When you take the action to get more fences you also get a farm extension of three more fields. Extensions are great ways of scoring more points as if you fill one you earn four points. Might not seem like much but in All Creatures Big and Small it can be HUGE!
The variety in the game is excellent! There are tons of buildings and in the base and advanced variant you only use eight, you can add to this for an even more advanced game, but the rule and I recommend waiting until you get the flow of the game until you add more buildings. Buildings are essentially powers, often adding points, animal storage or some other useful function to your farm, thankfully there is a handy appendix in the rules so you can check what they do.
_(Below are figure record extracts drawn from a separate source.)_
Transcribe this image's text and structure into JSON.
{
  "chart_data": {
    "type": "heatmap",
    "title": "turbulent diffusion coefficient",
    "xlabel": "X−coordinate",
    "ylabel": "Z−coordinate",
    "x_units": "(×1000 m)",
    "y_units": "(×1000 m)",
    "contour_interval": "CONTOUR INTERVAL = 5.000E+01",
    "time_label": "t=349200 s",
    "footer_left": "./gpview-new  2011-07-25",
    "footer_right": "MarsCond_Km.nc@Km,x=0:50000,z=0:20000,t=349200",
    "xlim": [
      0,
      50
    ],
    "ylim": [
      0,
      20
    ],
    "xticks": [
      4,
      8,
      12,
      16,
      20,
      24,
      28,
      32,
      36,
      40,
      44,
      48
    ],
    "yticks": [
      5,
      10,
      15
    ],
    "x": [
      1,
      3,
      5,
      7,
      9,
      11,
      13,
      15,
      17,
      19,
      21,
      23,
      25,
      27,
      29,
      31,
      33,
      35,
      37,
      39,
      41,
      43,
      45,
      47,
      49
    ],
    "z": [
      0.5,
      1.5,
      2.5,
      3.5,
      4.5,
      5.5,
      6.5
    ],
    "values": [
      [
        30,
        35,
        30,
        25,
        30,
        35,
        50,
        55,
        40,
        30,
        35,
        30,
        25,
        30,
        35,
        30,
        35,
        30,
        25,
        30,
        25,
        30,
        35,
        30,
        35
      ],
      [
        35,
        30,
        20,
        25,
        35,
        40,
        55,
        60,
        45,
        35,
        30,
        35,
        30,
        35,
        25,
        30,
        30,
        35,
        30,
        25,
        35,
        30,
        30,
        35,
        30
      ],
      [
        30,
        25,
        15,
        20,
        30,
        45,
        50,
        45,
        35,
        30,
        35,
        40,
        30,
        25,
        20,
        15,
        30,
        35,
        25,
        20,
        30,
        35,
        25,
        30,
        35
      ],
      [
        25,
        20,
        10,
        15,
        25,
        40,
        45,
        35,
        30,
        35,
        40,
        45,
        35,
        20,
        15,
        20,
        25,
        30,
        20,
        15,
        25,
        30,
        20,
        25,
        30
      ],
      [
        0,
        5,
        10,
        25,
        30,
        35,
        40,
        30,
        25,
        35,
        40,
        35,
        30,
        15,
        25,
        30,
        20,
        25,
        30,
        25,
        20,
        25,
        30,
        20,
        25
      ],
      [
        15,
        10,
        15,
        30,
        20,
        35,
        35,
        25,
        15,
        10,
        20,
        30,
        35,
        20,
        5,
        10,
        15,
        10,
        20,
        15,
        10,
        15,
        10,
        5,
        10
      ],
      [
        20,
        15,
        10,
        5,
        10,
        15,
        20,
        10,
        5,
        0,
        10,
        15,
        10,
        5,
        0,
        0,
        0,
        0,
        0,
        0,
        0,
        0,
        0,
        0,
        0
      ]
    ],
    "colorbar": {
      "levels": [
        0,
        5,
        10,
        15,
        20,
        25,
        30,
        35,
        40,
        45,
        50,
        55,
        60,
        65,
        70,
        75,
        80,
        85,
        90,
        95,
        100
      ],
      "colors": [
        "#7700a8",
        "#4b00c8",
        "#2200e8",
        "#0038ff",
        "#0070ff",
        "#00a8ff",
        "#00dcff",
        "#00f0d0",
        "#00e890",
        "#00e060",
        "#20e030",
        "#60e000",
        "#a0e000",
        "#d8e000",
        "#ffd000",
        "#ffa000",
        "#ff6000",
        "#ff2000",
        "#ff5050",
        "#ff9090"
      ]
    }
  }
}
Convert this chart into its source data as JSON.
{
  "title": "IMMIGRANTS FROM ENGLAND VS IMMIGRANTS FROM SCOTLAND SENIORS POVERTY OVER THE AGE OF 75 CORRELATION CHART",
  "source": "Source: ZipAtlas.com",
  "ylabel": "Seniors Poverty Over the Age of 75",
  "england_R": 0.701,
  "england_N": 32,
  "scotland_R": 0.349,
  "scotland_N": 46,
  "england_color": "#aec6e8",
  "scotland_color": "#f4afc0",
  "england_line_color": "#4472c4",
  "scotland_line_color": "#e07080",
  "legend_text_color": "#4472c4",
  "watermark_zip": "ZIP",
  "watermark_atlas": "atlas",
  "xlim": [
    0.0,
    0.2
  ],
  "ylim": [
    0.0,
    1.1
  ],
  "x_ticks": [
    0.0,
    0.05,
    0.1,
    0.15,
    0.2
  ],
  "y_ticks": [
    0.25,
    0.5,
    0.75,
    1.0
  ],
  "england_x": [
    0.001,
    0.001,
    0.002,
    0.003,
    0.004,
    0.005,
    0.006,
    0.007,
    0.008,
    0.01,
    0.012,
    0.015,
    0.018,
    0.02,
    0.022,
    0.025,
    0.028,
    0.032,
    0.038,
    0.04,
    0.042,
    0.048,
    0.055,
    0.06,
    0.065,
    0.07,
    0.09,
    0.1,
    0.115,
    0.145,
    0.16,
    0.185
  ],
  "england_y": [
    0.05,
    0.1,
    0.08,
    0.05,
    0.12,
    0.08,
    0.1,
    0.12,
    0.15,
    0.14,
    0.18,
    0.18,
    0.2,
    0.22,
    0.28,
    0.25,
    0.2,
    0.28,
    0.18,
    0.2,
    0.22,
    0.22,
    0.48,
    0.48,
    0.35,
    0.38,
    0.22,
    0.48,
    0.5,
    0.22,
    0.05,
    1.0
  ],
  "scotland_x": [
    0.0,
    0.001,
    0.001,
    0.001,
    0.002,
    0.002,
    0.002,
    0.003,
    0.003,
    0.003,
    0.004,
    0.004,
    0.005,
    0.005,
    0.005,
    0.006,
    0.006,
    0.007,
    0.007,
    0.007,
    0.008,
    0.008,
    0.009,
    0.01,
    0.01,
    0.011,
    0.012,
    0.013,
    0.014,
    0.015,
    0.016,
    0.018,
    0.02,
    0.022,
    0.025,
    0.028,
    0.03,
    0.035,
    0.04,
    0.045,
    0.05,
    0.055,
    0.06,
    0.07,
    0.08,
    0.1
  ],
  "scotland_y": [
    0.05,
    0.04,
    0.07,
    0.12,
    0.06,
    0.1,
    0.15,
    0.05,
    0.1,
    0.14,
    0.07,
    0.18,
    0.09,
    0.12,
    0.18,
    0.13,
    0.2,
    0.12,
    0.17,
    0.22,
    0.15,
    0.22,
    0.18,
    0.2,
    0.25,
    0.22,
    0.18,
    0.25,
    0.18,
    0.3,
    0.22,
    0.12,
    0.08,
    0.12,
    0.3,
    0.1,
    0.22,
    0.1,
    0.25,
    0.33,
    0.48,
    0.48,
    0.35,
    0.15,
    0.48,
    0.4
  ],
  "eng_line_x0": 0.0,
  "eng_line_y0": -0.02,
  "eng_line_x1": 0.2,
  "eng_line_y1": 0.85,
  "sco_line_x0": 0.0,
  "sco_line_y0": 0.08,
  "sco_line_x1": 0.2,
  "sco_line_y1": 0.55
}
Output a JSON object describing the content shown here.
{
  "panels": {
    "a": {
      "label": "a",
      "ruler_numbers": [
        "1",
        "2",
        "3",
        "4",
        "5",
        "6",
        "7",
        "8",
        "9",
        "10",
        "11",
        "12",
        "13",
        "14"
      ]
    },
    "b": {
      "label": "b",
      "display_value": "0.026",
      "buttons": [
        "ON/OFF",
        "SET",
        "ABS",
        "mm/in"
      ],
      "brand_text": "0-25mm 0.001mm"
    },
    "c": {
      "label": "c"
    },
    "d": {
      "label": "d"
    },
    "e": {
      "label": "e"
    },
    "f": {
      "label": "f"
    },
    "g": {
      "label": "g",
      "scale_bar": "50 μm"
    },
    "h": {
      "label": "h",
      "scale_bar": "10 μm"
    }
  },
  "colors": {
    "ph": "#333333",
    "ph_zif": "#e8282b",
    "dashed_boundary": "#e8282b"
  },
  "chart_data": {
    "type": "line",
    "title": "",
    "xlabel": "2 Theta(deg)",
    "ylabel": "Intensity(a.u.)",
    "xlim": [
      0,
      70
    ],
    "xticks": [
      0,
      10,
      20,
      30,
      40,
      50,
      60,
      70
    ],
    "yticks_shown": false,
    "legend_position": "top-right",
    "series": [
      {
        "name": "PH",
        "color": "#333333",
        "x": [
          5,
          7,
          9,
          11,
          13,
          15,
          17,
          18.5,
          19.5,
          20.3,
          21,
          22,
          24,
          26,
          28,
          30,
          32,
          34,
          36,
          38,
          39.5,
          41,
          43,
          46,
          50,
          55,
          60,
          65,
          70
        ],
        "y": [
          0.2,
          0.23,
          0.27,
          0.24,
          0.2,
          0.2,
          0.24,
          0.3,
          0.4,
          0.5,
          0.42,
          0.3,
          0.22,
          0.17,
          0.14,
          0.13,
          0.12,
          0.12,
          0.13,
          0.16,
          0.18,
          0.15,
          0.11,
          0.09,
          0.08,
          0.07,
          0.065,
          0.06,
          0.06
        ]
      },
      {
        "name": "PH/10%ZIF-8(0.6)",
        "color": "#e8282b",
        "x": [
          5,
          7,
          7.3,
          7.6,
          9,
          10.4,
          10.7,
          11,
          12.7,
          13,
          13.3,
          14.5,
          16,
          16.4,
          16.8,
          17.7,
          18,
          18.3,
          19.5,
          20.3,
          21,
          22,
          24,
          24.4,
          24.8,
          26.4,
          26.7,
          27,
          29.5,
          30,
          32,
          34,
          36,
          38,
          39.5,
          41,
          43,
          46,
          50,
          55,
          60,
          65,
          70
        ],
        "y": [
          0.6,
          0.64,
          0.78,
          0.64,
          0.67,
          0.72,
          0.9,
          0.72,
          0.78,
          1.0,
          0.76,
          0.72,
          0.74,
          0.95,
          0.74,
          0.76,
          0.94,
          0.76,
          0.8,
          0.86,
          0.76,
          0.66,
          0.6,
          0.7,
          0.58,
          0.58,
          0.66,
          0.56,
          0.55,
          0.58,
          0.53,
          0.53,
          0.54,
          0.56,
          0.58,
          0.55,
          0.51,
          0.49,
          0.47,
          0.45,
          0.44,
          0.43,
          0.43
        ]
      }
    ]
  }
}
My biggest complaint is a printing error using the older icons on one of the starting buildings. This is unfortunate as this tile is used every game, and while not a huge deal it is aesthetically disappointing. Some people point out the the wooden cows and horses are very similar in colour and in anything less than piercing white light it can be difficult to tell them apart. For me this hasn't really been an issue but I can see how they could be confused.
All Creatures Big and Small
At this point I have played All Creatures Big and Small more than I have played Agricola, not because it is a better game but because it is drastically shorter and more straight forward. It doesn't really feel like 'mini Agricola' as a lot has been stripped back, but it maintains enough to be recognised as a relative and one that you can see the family resemblance in.
Because of this, All Creatures Big and Small is a great game to teach worker placement, as a two-player game it is a perfect teach, plays short enough to have a learning game followed by a proper game, and could be a good gateway to heavier worker placement games. It will not replace Agricola, but it will give you a satisfying quicker experience.
Bottom Line: All Creatures Big and Small provides a tight, engaging and quick take on worker placement and farming. Taking out the most punishing aspects of it's forbearer and focusing in the experience, while also providing huge replay-ability.